As with other drugs, it has taken it's toll... on my body, my financial situation... Both of which are trashed right now.
How can I have the most wonderful family and friends in the world and still feel like this? They love me, shouldn't that be enough? Why do I feel like I have dissappointed them so? I have a nephew who lights up my life with every little thing he does... sometimes I feel like he is the only heart that I have left. I feel sorry for my mom the most. For all that she has given me... Everything she went through to give me a good life...
I'm sorry, mom.
I feel like I have let the world down. Whether they see it or not, I can see my wasted potential reflected in their eyes. If I have blown all the hope there was for me, what hope have I for myself?
This is the part where everyone thinks I am suicidal... Rest assured I am not. I would be lying if I said that I had never thought of it before... but that was a long time ago, when I was a much weaker person. I try not to think about that time of my life... How far I had fallen from grace.
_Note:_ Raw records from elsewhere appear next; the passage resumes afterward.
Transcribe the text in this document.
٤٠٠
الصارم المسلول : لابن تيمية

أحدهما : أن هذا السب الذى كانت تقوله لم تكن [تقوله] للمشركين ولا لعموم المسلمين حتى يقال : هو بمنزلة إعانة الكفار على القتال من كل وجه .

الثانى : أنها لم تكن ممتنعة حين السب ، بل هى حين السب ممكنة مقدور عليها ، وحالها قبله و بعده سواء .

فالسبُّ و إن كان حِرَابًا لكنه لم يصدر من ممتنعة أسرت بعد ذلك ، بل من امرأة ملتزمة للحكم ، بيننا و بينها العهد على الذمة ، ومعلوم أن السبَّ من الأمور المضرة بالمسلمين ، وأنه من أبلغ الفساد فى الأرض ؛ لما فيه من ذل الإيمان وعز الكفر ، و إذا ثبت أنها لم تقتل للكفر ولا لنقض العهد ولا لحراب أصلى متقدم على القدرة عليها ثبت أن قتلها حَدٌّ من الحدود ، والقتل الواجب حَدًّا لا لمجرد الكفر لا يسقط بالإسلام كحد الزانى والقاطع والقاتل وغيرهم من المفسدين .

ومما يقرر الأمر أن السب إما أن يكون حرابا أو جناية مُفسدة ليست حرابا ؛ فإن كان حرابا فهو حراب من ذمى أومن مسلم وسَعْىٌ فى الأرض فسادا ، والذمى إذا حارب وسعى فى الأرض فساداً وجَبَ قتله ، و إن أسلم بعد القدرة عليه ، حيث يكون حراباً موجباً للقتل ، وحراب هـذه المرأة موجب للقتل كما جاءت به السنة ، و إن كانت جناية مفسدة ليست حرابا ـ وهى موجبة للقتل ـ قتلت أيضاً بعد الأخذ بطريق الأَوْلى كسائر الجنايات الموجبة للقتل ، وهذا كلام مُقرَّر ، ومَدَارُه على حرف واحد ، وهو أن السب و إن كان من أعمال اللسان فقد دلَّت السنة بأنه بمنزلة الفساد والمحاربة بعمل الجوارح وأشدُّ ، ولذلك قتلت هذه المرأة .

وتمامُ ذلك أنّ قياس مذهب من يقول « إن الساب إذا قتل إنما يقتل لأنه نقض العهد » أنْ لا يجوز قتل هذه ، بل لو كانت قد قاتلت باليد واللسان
I am not that person anymore.
* * * * *
It's like longing to feel the summer sun in the dead of winter.
I have faith.
I have realized lately that I have things to offer the world after all. Empathy is something I have always had. I am an emotional chameleon and I can cut the world like a knife. Never have I concerned myself with money (be that good or bad). The only thing I want to do in life is make a difference, to matter. Fight the good fight.
If I can reach one person then it will all be worth it. That is why I do this. That is why I write. It's hard to expose yourself to the masses like this. Knowing that my family, friends, and complete strangers read my journal. My most intimate feelings.
Bleeding and crying on digital paper.
My hope is that someone could come here and not feel as alone as I do sometimes... knowing that there is someone else out there that feels the same way.
I have fought for air every single day of my life for as long as I can remember. I am still fighting.
* * * * *
So, where does DisneyWorld fit into all of this?
One day I will wake up and be 30 years old. Then 40, 50, 60, and so on. On those days I don't want to look back on my life and have never accomplished anything. I want life experience. There are things that I have always wanted to see and do. People to meet... and elusive deity to be found.
Personally, I think a change of scenery would do wonders for me. This time it would be on my terms instead of running. Not that there is anything wrong with my friends or family here... I think they will understand.
Looking ahead - there isn't much left for me here in Michigan. The future is a void. In Florida I see opportunities, and my heart is telling me to go.
I'm afraid, too.
This isn't the fight for sobriety... it is the war against it.